Friday, August 18, 2006

Commitment

Do we have the commitment level necessary to win the fight? This post at Belmont Club examines the question. In summary, the answer is a depressing "No,":

The matchless power of inherited Cold War weapons was more than overcome by withering of the very mental attitudes which made them effective. Mark Steyn argued that as a result the West's power shrank in direct proportion to the effectiveness of weaponry because the laws of political correctness always diminished the will to use them faster than their increase in destructiveness. "We live in an age of inversely proportional deterrence: The more militarily powerful a civilized nation is, the less its enemies have to fear the full force of that power ever being unleashed. They know America and other Western powers fight under the most stringent self-imposed etiquette.

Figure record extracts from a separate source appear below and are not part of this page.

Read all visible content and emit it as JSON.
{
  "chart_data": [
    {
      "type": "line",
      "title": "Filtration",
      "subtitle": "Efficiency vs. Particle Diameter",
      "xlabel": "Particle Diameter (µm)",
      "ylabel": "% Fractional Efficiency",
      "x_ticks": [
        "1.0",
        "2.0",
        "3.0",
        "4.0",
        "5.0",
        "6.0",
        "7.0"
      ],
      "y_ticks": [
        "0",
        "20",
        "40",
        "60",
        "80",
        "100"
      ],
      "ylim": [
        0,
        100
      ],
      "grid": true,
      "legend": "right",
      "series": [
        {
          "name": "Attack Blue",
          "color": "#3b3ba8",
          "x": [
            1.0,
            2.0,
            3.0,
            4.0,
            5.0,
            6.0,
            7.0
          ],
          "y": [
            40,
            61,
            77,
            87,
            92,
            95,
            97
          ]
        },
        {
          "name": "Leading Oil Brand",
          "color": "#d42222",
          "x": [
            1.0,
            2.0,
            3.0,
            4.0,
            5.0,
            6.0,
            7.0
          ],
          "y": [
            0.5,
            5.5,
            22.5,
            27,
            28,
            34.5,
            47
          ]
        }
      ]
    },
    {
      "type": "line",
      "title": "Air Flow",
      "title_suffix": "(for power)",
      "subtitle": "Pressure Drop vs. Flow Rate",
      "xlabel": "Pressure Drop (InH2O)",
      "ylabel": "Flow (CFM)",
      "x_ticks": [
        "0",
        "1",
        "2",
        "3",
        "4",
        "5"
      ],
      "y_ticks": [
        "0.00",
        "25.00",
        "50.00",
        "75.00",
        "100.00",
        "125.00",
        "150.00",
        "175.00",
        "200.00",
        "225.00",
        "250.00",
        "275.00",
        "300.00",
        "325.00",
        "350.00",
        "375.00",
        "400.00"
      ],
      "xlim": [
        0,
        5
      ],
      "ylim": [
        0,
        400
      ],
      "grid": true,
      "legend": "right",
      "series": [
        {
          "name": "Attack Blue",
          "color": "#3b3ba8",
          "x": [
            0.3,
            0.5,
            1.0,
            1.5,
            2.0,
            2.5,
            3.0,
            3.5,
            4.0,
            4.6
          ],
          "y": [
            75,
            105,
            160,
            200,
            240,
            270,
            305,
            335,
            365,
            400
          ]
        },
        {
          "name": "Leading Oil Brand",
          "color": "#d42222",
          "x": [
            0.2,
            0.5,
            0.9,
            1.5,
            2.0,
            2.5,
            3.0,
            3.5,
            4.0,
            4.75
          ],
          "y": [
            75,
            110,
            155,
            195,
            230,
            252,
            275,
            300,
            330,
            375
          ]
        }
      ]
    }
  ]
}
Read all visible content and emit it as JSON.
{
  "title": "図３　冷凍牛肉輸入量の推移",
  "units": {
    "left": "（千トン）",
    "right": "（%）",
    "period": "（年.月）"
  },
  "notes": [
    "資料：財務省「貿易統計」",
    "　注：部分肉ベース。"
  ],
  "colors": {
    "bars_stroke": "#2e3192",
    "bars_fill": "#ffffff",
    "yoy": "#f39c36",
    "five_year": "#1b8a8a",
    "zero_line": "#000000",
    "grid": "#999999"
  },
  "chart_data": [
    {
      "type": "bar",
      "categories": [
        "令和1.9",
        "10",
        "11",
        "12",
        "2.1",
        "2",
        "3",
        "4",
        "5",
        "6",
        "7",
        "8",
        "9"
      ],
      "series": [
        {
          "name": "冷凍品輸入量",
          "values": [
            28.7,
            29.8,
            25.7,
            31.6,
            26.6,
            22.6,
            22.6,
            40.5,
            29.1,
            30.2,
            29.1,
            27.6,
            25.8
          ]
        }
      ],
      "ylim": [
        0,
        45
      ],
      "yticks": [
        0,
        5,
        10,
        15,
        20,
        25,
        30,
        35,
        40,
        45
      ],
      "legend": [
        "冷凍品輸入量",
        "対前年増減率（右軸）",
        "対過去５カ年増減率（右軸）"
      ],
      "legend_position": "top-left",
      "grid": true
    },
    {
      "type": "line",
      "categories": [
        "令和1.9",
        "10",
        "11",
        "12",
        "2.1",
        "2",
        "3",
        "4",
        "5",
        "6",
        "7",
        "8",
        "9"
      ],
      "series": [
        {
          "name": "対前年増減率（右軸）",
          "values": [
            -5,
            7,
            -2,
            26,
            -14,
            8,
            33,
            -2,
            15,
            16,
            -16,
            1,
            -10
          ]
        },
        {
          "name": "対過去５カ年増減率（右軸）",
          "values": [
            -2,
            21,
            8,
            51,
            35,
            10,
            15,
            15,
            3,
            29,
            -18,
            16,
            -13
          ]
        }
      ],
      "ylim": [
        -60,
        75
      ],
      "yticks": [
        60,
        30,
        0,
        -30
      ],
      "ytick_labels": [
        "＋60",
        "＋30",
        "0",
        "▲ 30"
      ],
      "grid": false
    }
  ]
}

Overwhelming force is one thing; overwhelming force behaving underwhelmingly as a matter of policy is quite another. ... The U.S. military is the best-equipped and best-trained in the world. But it's not enough, it never has been, and it never will be."

The near panic which gripped Teheran and Damascus in the early days of Operation Iraqi Freedom was not the result of the fear that America had found new weapons -- the lethality of those weapons were already known -- but that it had found unexpected the will to use them. Today even better weapons are there yet the American force in Iraq is regarded as having become totally impotent, not because it has become militarily weaker; through fixed airbases, experience, new weapons it has become immeasurably stronger than it was in 2003. But it's impotence is due entirely to the perception that it's will has drained away -- that it cannot use its power. That leaves American power weaker than had it never been used. As Tom Schelling taught commitments that are repudiated -- such as by those politicians who now say they were against OIF even before they voted for it -- destroy not only the current commitments but the possibility of future commitments.

When those who sit in authority over us decide, equivocate and re-decide; when judges rule against efforts designed to keep us safe and defeat an enemy while important institutions cheer such a thing, I fear the answer is, correctly, "No."

Can we get it back? When and how and at what price?